Face à la menace des maladies et notamment du mildiou, la viticultrice traite ses vignes à l’aide d’une “bouillie bordelaise”, composée de sulfate de cuivre, et cela trois à quatre fois de plus qu’en conventionnel. “ Ce n'est que du préventif contre le champignon” explique-t-elle. Cette technique implique d’être beaucoup plus dépendant du climat.
Mais se procurer ces machines demande un certain investissement économique. “ Les outils coûtent chacun environ 12000 euros, et il faut trouver quelqu’un qui sait les réparer, les régler, donc ça s'ajoute au prix. Du coup, on achète certains outils en commun avec le voisin” détaille la vigneronne. De plus, suivant la nature des sols, les engins ne seront pas les mêmes. Un paramètre qui peut freiner les vignerons, témoigne Franck Blanchard : “soit il faut qu’on s’équipe de quatre machines en fonction de la typologie du sol, soit on essaye de faire un travail pas forcément efficace à 100%, sachant c’est très énergivore en temps et en carbone car ça multiplie les temps de tracteur par deux”. Pour cette raison, il ne se considère pas écologique.
Cécile Mallié-Verdier, se désole du manque de progrès et d’investissements sur les alternatives : “Ce serait bien qu’on mette plus d’argent sur la recherche et sur les techniques d’amélioration des outils et des complémentarités des plantes dans le semage”.

Les disques émotteurs associés aux doigts kress, font partie des outils de base du désherbage mécanique. © Marius JOLY
Les disques émotteurs associés aux doigts kress, font partie des outils de base du désherbage mécanique. © Marius JOLY


“Seriez-vous prêts à ce que votre consommation de vin vous coûte entre 50 et 100 euros de plus par an ?”
Si le coût de production revient sans cesse dans l’esprit des producteurs, celui-ci a un impact bien réel pour le portefeuille des consommateurs.
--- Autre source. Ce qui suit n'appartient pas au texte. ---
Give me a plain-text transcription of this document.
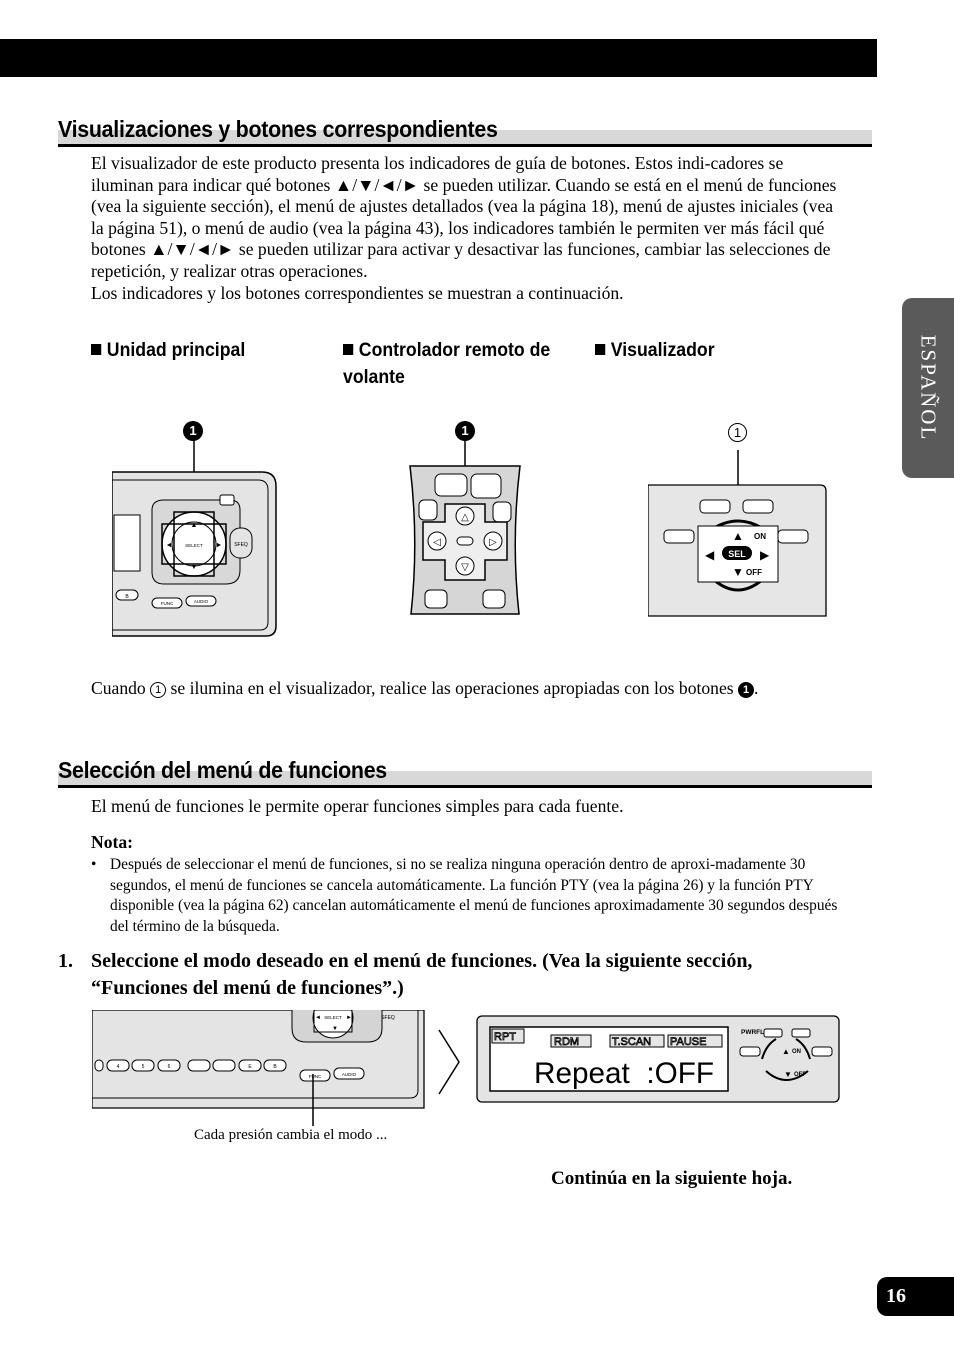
ESPAÑOL
Visualizaciones y botones correspondientes
El visualizador de este producto presenta los indicadores de guía de botones. Estos indi-cadores se iluminan para indicar qué botones ▲/▼/◄/► se pueden utilizar. Cuando se está en el menú de funciones (vea la siguiente sección), el menú de ajustes detallados (vea la página 18), menú de ajustes iniciales (vea la página 51), o menú de audio (vea la página 43), los indicadores también le permiten ver más fácil qué botones ▲/▼/◄/► se pueden utilizar para activar y desactivar las funciones, cambiar las selecciones de repetición, y realizar otras operaciones.
Los indicadores y los botones correspondientes se muestran a continuación.
Unidad principal	Controlador remoto de volante
Visualizador
1	1	1
▲
▼
◄	►
SELECT	SFEQ
B
FUNC	AUDIO
△
▽
◁	▷	▲ ON
◀	▶
SEL
▼ OFF
Cuando 1 se ilumina en el visualizador, realice las operaciones apropiadas con los botones 1 .
Selección del menú de funciones
El menú de funciones le permite operar funciones simples para cada fuente.
Nota:
• Después de seleccionar el menú de funciones, si no se realiza ninguna operación dentro de aproxi-madamente 30 segundos, el menú de funciones se cancela automáticamente. La función PTY (vea la página 26) y la función PTY disponible (vea la página 62) cancelan automáticamente el menú de funciones aproximadamente 30 segundos después del término de la búsqueda.
1. Seleccione el modo deseado en el menú de funciones. (Vea la siguiente sección, “Funciones del menú de funciones”.)
SELECT
◄	►
▼
SFEQ
4	5	6	E	B
FUNC	AUDIO
Cada presión cambia el modo ...
RPT	RDM	T.SCAN PAUSE
Repeat  :OFF
PWRFL
▲ ON
▼ OFF
Continúa en la siguiente hoja.
16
L’achat des machines, la main d'œuvre supplémentaire, et le temps de travail effectué sont autant de facteurs qui s’additionnent et qui font grimper le prix final d’une bouteille estampillée bio.
Pour Xavier Reboud, chercheur à l’Inrae, la question du glyphosate est souvent mal posée au consommateur. “Plutôt que de demander aux gens s' ils sont pour ou contre le glyphosate, on devrait leur demander : seriez vous prêts à ce que votre consommation de vin vous coûte entre 50 et 100 euros de plus par an ? Et la réponse serait sûrement beaucoup plus mitigée.”
Un modèle de consommation à repenser
“Le bio ne devrait pas être réservé aux riches” défend Eric Charmet, vigneron indépendant à Quinsac, passé en bio après trente ans d’utilisation du glyphosate. “Si on veut que les viticulteurs puissent offrir une plus large distribution de leurs produits, il faut qu’ils baissent les prix. Mais dans le même temps, ils ne baissent pas les coûts de production. Le glyphosate a cet avantage de faire baisser les prix”. Le viticulteur va même plus loin et appelle à une diversification des ressources des vignerons. “Si on s’engage sur la voix du bio accessible à tous, il faudra certainement permettre aux viticulteurs d’avoir d’autres sources de revenu que leurs cultures”.
Un dilemme difficilement soluble pour certains producteurs, qui voient une partie de leur clientèle changer après un passage en bio. Pour Xavier Reboud, ce sont aussi nos choix de consommation qui sont à questionner.
“Le glyphosate n’est finalement que le symbole d’un modèle ou l’alimentation n’est pas payée à sa juste valeur et ou la société vit à crédit sur l’existence d’un pétrole pas cher. C’est tout un modèle de consommation qui entre aussi en jeu dans une future sortie du glyphosate”.